Last fall featured a crop of books hailing the 50th anniversary of that other British band, the Rolling Stones; this fall is all about the Fab Four.
Before they arrived in America, the Beatles plunged into a rough and tumble Liverpool music scene, eventually rising to the top of the heap of talent there that also included, among others, the Hollies and the Animals. Former Beatles book manager Joe Flannery “witnessed the Beatles” rise to prominence in the early ’60s and tells about it in his warts-and-all account, Standing in the Wings: The Beatles, Brian Epstein, and Me (Nov.), according to the History Press commissioning editor, Mark Benyon.
“We’ve had great success with two Beatles books in the past [100 Beatles Songs and The Beatles Illustrated Lyrics], so we know well that books about the Beatles and their music still excite the public,” says Black Dog & Leventhal editor Dinah Dunn. With a print run of 40,000 copies, Black Dog & Leventhal has high hopes for All the Songs: The Story Behind Every Beatles Release by Philippe Margotin, Jean-Michel Guesdon, and Scott Freiman (Oct.), which dissects every album and every song ever recorded by the Beatles—from “Please Please Me” to “The Long and Winding Road.” Ten years out of print, Mark Lewisohn’s The Complete Beatles Recording Sessions: The Official Story of the Abbey Road Years 1962–1970 is being brought back by Sterling; it is the definitive guide to the every Beatles recording session at EMI’s Abbey Road Studios (Oct.)
Lewisohn, one of the leading authorities on the Beatles, also delivers the 10-years-in-the-making first volume of his trilogy, Tune In: The Beatles—All These Years (Crown Archetype, Oct.), which draws on new interviews and never-before-seen material to look into the band’s pre-Fab years in Liverpool and Hamburg and the way that everything came together for the Beatles during that time.
Forty years after the Beatles broke up, the band continues to exert its fascination over fans, who pore over posters, photographs, and other objects, in addition to the records. Mat Snow’s beautiful four-book set, Beatles Solo: The Illustrated Chronicles of John, Paul, George, and Ringo after the Beatles (Quayside, Oct. 2), examines their individual triumphs and tragedies in a post-Beatles world.

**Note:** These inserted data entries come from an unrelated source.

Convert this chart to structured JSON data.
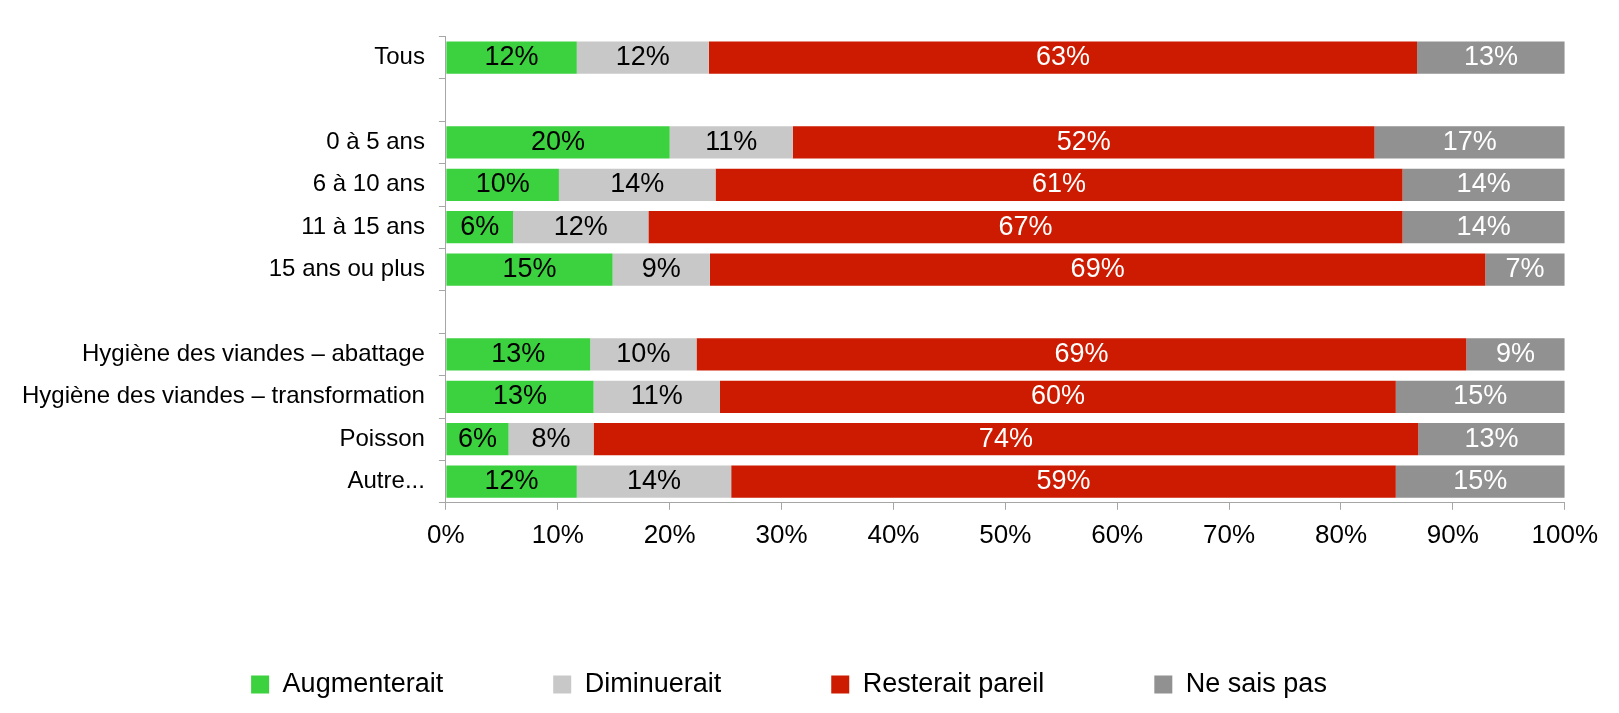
{
  "chart_data": {
    "type": "bar",
    "orientation": "horizontal",
    "stacked": true,
    "grid": false,
    "legend": "bottom",
    "categories": [
      "Tous",
      null,
      "0 à 5 ans",
      "6 à 10 ans",
      "11 à 15 ans",
      "15 ans ou plus",
      null,
      "Hygiène des viandes – abattage",
      "Hygiène des viandes – transformation",
      "Poisson",
      "Autre..."
    ],
    "xlim": [
      0,
      100
    ],
    "xticks": [
      {
        "value": 0,
        "label": "0%"
      },
      {
        "value": 10,
        "label": "10%"
      },
      {
        "value": 20,
        "label": "20%"
      },
      {
        "value": 30,
        "label": "30%"
      },
      {
        "value": 40,
        "label": "40%"
      },
      {
        "value": 50,
        "label": "50%"
      },
      {
        "value": 60,
        "label": "60%"
      },
      {
        "value": 70,
        "label": "70%"
      },
      {
        "value": 80,
        "label": "80%"
      },
      {
        "value": 90,
        "label": "90%"
      },
      {
        "value": 100,
        "label": "100%"
      }
    ],
    "series": [
      {
        "name": "Augmenterait",
        "color": "#3bd13f",
        "values": [
          11.7,
          null,
          20.0,
          10.1,
          6.0,
          14.9,
          null,
          12.9,
          13.2,
          5.6,
          11.7
        ],
        "value_labels": [
          "12%",
          null,
          "20%",
          "10%",
          "6%",
          "15%",
          null,
          "13%",
          "13%",
          "6%",
          "12%"
        ]
      },
      {
        "name": "Diminuerait",
        "color": "#c8c8c8",
        "values": [
          11.8,
          null,
          11.0,
          14.0,
          12.1,
          8.7,
          null,
          9.5,
          11.3,
          7.6,
          13.8
        ],
        "value_labels": [
          "12%",
          null,
          "11%",
          "14%",
          "12%",
          "9%",
          null,
          "10%",
          "11%",
          "8%",
          "14%"
        ]
      },
      {
        "name": "Resterait pareil",
        "color": "#cc1b00",
        "values": [
          63.3,
          null,
          52.0,
          61.4,
          67.4,
          69.3,
          null,
          68.8,
          60.4,
          73.7,
          59.4
        ],
        "value_labels": [
          "63%",
          null,
          "52%",
          "61%",
          "67%",
          "69%",
          null,
          "69%",
          "60%",
          "74%",
          "59%"
        ]
      },
      {
        "name": "Ne sais pas",
        "color": "#919191",
        "values": [
          13.2,
          null,
          17.0,
          14.5,
          14.5,
          7.1,
          null,
          8.8,
          15.1,
          13.1,
          15.1
        ],
        "value_labels": [
          "13%",
          null,
          "17%",
          "14%",
          "14%",
          "7%",
          null,
          "9%",
          "15%",
          "13%",
          "15%"
        ]
      }
    ]
  }
}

Mark Hayward’s The Beatles in America Poster Book (Sterling, Oct.) captures the band’s lasting influence on music, culture, and fashion in a collection of 20 frameable posters detailing the careers of the Beatles in the U.S., while Brian Southall’s The Beatles in 100 Objects (Sterling, Oct.) portrays the career of the Beatles and their influence through photos of the most famous objects associated with the band.
Beatles or Stones? In a groundbreaking approach to this question, John McMillian reveals in Beatles vs. Stones (S&S, Oct.) that the rivalry between the bands has long been misconstrued and is the product of savvy marketing managers.
When Penelope Rowlands reconnected with one of the screaming teenagers with whom she was photographed in a 1964 New York Times article about the Beatles’ arrival in America, she realized how deeply that experience had changed her and others. The Beatles Are Here! 50 Years After the Band Arrived in America, Writers and Other Fans Remember (Algonquin, Jan.) contains memories of those who were there, including Cyndi Lauper, Gay Talese, Lisa See, and Fran Lebowitz.
Fifty years on, the legends from Liverpool continue to get by.